The “deep south” you referred to is about as easy of a climate you can get to live in the continental US without energy assistance apart from maybe Southern California. The air conditioning energy spent to cool down a home 15 degrees in the summer in Mississippi is a drop in the bucket compared to what it takes to heat New York or Minneapolis homes in the dead of winter.


It used to be people just didn't live where it was too hot to live without AC. Now they do.


I grew up in the Deep South. Rest assured, people lived there before AC was a thing.

Houses were designed for cross ventilation with open windows.

Some houses had wrap around porches on three sides so windows could be left open even when it was raining.

Historically, they made a second outdoor kitchen so you could cook in summer without heating the whole house. To this day, grilling out in summer weather is a common practice.

Etc.


The population of the south basically doubled after air conditioning came in.
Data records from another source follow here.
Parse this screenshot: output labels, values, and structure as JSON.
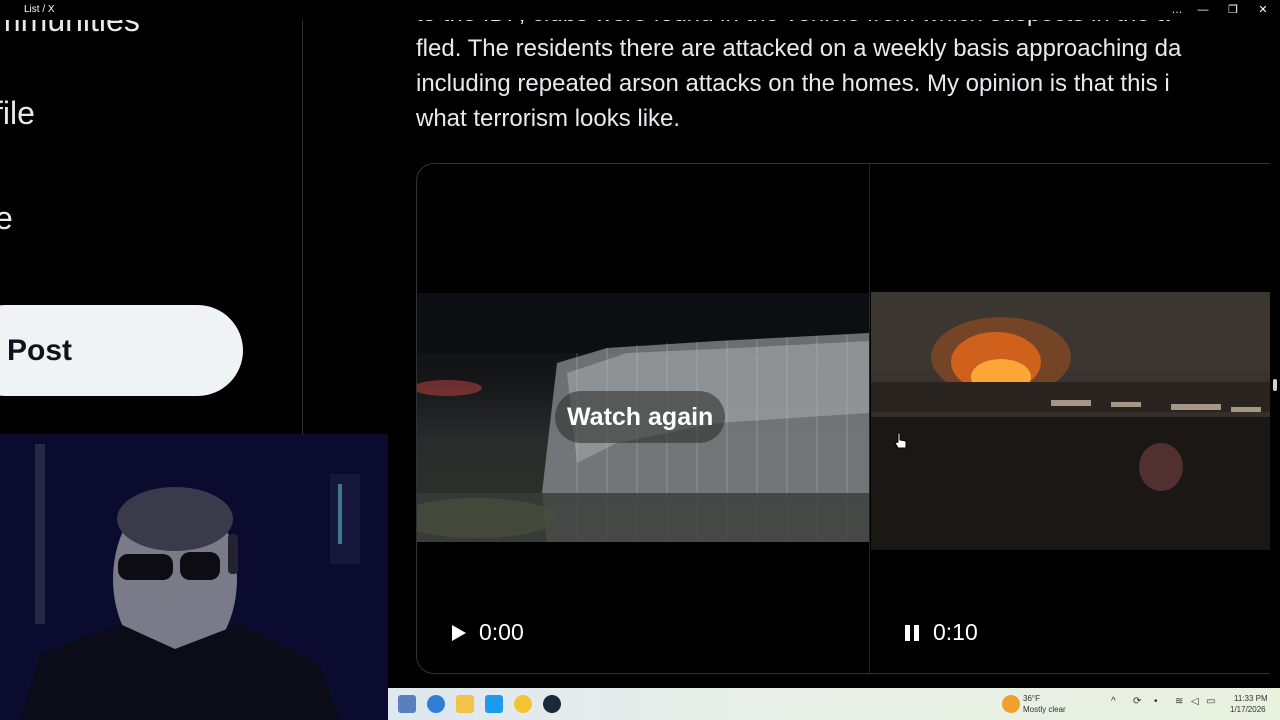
{
  "window": {
    "title": "List / X",
    "controls": [
      "…",
      "—",
      "❐",
      "✕"
    ]
  },
  "sidebar": {
    "items": [
      {
        "label": "mmunities"
      },
      {
        "label": "file"
      },
      {
        "label": "e"
      }
    ],
    "post_label": "Post"
  },
  "tweet": {
    "lines": [
      "to the IDF, clubs were found in the vehicle from which suspects in the a",
      "fled. The residents there are attacked on a weekly basis approaching da",
      "including repeated arson attacks on the homes. My opinion is that this i",
      "what terrorism looks like."
    ],
    "media": [
      {
        "overlay_label": "Watch again",
        "time": "0:00",
        "state": "play"
      },
      {
        "time": "0:10",
        "state": "pause"
      }
    ]
  },
  "taskbar": {
    "weather_temp": "36°F",
    "weather_desc": "Mostly clear",
    "time": "11:33 PM",
    "date": "1/17/2026"
  }
}
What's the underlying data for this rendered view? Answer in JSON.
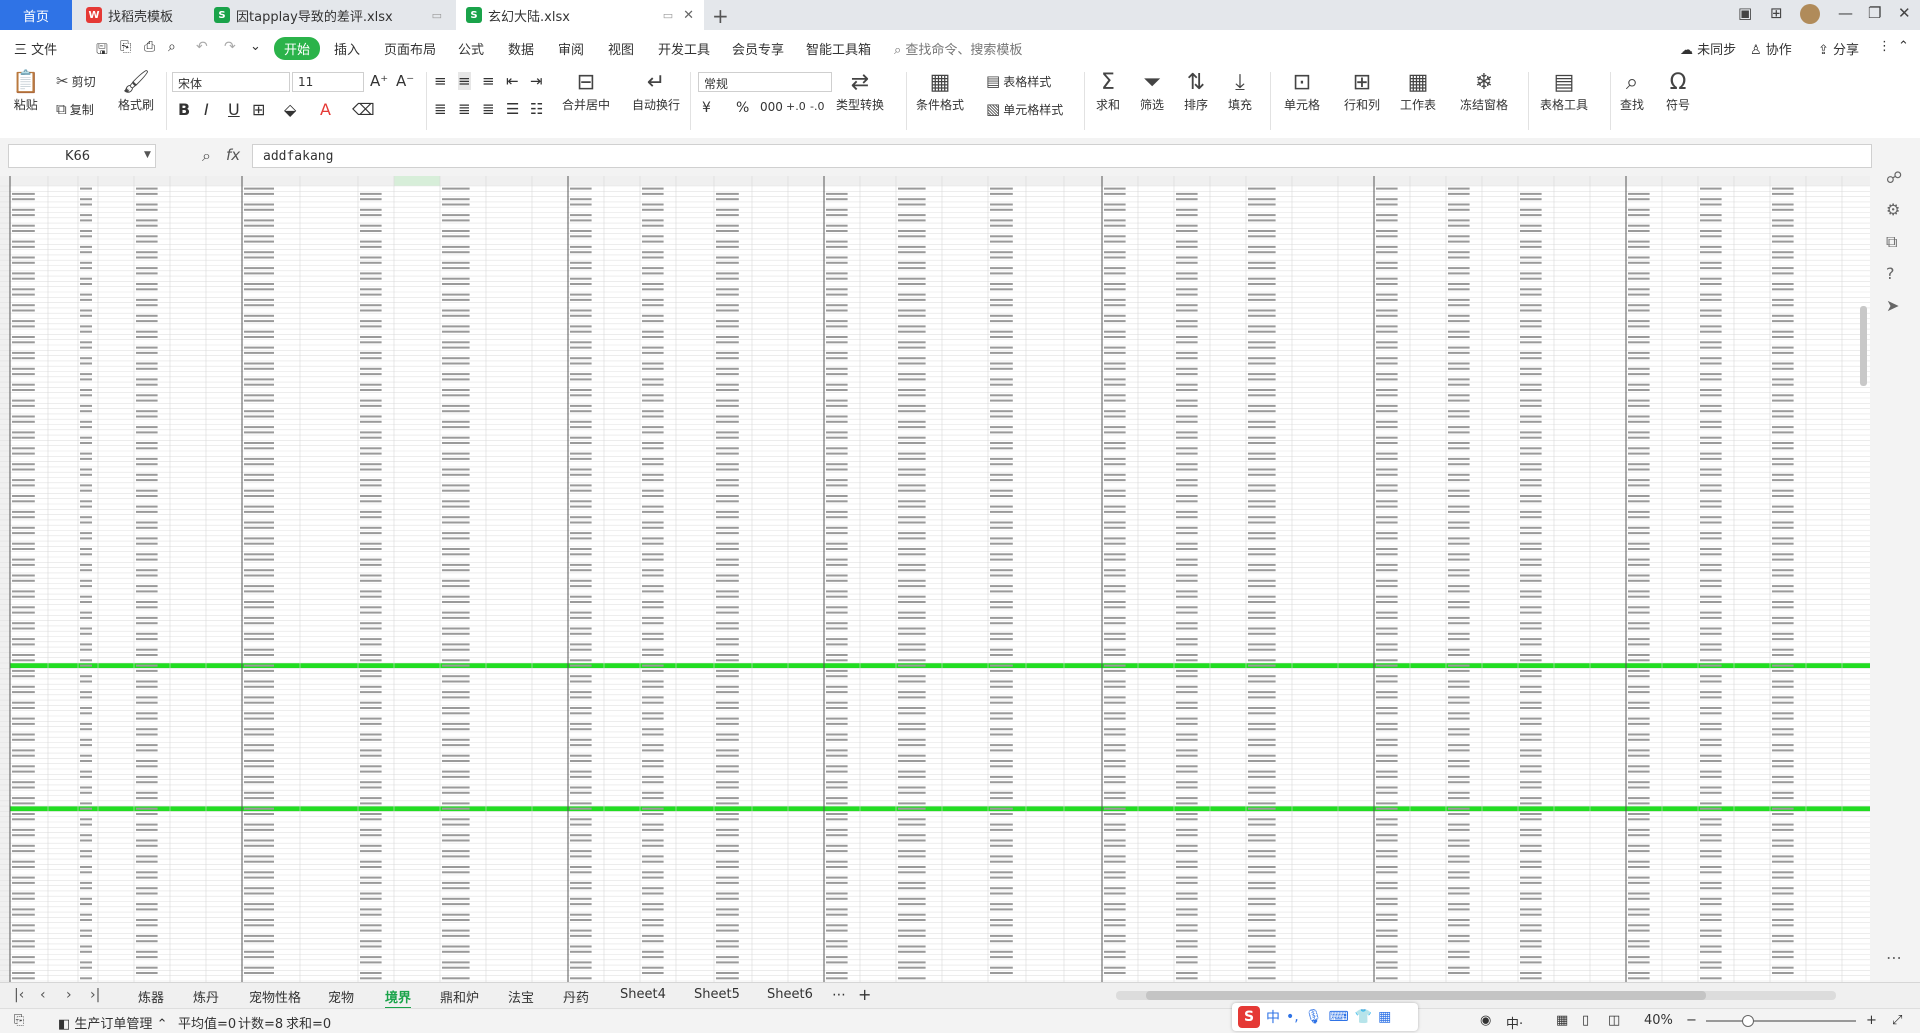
{
  "tabs": {
    "home": "首页",
    "t1": "找稻壳模板",
    "t2": "因tapplay导致的差评.xlsx",
    "t3": "玄幻大陆.xlsx"
  },
  "menu": {
    "file": "三 文件",
    "items": [
      "开始",
      "插入",
      "页面布局",
      "公式",
      "数据",
      "审阅",
      "视图",
      "开发工具",
      "会员专享",
      "智能工具箱"
    ],
    "search": "查找命令、搜索模板",
    "sync": "未同步",
    "collab": "协作",
    "share": "分享"
  },
  "ribbon": {
    "paste": "粘贴",
    "cut": "剪切",
    "copy": "复制",
    "format_painter": "格式刷",
    "font": "宋体",
    "size": "11",
    "merge": "合并居中",
    "wrap": "自动换行",
    "numfmt": "常规",
    "convert": "类型转换",
    "cond": "条件格式",
    "table_style": "表格样式",
    "cell_style": "单元格样式",
    "sum": "求和",
    "filter": "筛选",
    "sort": "排序",
    "fill": "填充",
    "cells": "单元格",
    "rowcol": "行和列",
    "sheet": "工作表",
    "freeze": "冻结窗格",
    "table_tools": "表格工具",
    "find": "查找",
    "symbol": "符号"
  },
  "formula": {
    "cell_ref": "K66",
    "fx": "fx",
    "value": "addfakang"
  },
  "sheet_tabs": [
    "炼器",
    "炼丹",
    "宠物性格",
    "宠物",
    "境界",
    "鼎和炉",
    "法宝",
    "丹药",
    "Sheet4",
    "Sheet5",
    "Sheet6"
  ],
  "active_sheet": "境界",
  "status": {
    "macro": "生产订单管理",
    "avg": "平均值=0",
    "count": "计数=8",
    "sum": "求和=0",
    "zoom": "40%"
  },
  "ime": {
    "lang": "中"
  },
  "colors": {
    "accent_green": "#2bb34a",
    "home_tab": "#2f73e6",
    "highlight_row": "#22dd22"
  }
}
So yes people lived there, about half as many.


The world currently has nearly 8 billion people. I imagine an awful lot of places have much higher populations than they used to have, regardless of climate, available tech or quality of life.

So unless you can cite sources that can show this was due entirely to AC per se and not at least partly due to population growth generally, that little factoid may well fall under the heading how to lie with statistics.



Basically doubled would be what some folks would call a statistic.

Crap you found via Google -- so likely crap I could find if I cared enough to bother to look. And you didn't bother to do pull quotes to support your position.

Color me unimpressed and unswayed. In my experience, good passive solar design makes for more human comfort, not less, than our modern tendency to build crappy cardboard boxes and tack on HVAC.

Source: I have been living without AC in the US for some years now. I've spent more than four years now living in old buildings and it's such a shame we just don't build them like we used to. Life is better if you can achieve a comfortable temperature most of the time without AC.


If you spent as much effort investigating as writing that comment you'd know the truth!